The Torah says their descendants conquered and settled in the land of Canaan, a region currently home to Israel and its neighbors.

Morais said the 12 tribes’ backgrounds are not something that typically attracts much attention in typical Jewish life. But he said the lessons could give people a greater understanding of Jewish community and family history.

“The ancient biblical tribes had very clear identities, and each of their identities is expressed by the blessing that the biblical ancestor Jacob gave to his sons on his deathbed,” he explained.

The “Tales” exhibit is divided into different sections and activities that allow kids to role-play the things that made the tribes traditionally famous. One tribe, Issachar, is known as the scribal keeper of knowledge, so its exhibit is a wall scroll of Jacob’s blessings in Hebrew. For another tribe, Naphtali, a portion of the exhibit is dedicated to a model diorama of a battle at Mount Tabor.
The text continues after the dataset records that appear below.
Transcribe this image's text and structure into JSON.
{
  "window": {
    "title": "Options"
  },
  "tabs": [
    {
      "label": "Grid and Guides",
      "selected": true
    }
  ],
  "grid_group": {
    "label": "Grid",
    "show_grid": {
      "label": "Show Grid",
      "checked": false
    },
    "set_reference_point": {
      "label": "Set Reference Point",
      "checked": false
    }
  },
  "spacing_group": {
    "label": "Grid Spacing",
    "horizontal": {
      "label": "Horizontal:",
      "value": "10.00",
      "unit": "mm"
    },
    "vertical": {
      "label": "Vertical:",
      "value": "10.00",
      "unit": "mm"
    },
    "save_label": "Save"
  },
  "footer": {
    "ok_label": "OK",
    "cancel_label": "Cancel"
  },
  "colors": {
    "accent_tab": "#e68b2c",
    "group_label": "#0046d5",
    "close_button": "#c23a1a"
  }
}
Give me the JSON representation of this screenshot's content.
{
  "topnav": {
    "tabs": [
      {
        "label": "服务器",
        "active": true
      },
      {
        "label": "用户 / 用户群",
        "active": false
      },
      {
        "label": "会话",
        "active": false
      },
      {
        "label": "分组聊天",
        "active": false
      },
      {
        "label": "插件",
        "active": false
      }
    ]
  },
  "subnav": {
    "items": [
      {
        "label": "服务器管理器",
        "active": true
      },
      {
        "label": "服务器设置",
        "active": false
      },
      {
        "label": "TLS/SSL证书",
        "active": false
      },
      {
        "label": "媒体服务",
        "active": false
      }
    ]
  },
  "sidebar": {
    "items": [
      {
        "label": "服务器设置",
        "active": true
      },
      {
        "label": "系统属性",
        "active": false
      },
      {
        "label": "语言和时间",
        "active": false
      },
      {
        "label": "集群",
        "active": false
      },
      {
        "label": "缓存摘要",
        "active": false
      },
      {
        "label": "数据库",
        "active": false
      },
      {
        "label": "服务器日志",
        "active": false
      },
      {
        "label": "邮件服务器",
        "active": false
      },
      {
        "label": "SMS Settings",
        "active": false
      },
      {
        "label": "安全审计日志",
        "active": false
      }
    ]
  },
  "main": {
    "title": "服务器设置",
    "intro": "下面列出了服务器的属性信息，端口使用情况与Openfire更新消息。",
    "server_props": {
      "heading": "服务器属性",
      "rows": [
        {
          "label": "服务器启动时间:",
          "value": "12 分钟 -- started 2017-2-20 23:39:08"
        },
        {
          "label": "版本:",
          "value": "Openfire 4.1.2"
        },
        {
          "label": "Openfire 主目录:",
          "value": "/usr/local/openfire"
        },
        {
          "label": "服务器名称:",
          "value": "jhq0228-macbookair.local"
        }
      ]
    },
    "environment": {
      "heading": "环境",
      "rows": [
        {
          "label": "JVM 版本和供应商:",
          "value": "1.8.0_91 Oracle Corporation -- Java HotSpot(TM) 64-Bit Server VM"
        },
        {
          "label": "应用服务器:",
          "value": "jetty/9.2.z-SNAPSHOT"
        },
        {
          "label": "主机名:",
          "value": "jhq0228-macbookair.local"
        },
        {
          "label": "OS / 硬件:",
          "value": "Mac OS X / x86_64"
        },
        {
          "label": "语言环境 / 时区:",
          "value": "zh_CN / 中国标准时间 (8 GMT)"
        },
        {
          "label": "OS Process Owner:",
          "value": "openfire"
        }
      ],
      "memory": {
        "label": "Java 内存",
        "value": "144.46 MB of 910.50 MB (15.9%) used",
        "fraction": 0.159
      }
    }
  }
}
Other tribal displays invite guests to create family trees, sit on a throne, make noise with musical instruments and post sticky notes on a hope wall for Israel.

JCC Executive Director Mark Litt said Shalom Street, as part of the JCC, tries to bring in exhibits that contain Jewish themes and can resonate with everyone.

“The thought was, we take the kids through the tribes,” he said. “Some of the tribes were leadership. Some were farming. It’s having kids think about what is important to me as an individual.”

Litt said this exhibit differs from past events in that it’s staged completely in-house, and he thanked the Charles H. Gershenson Trust for funding it.

“With that gift, we were able to fund a wonderful designer. Then we developed a wonderful, wonderful teaching experience,” he said.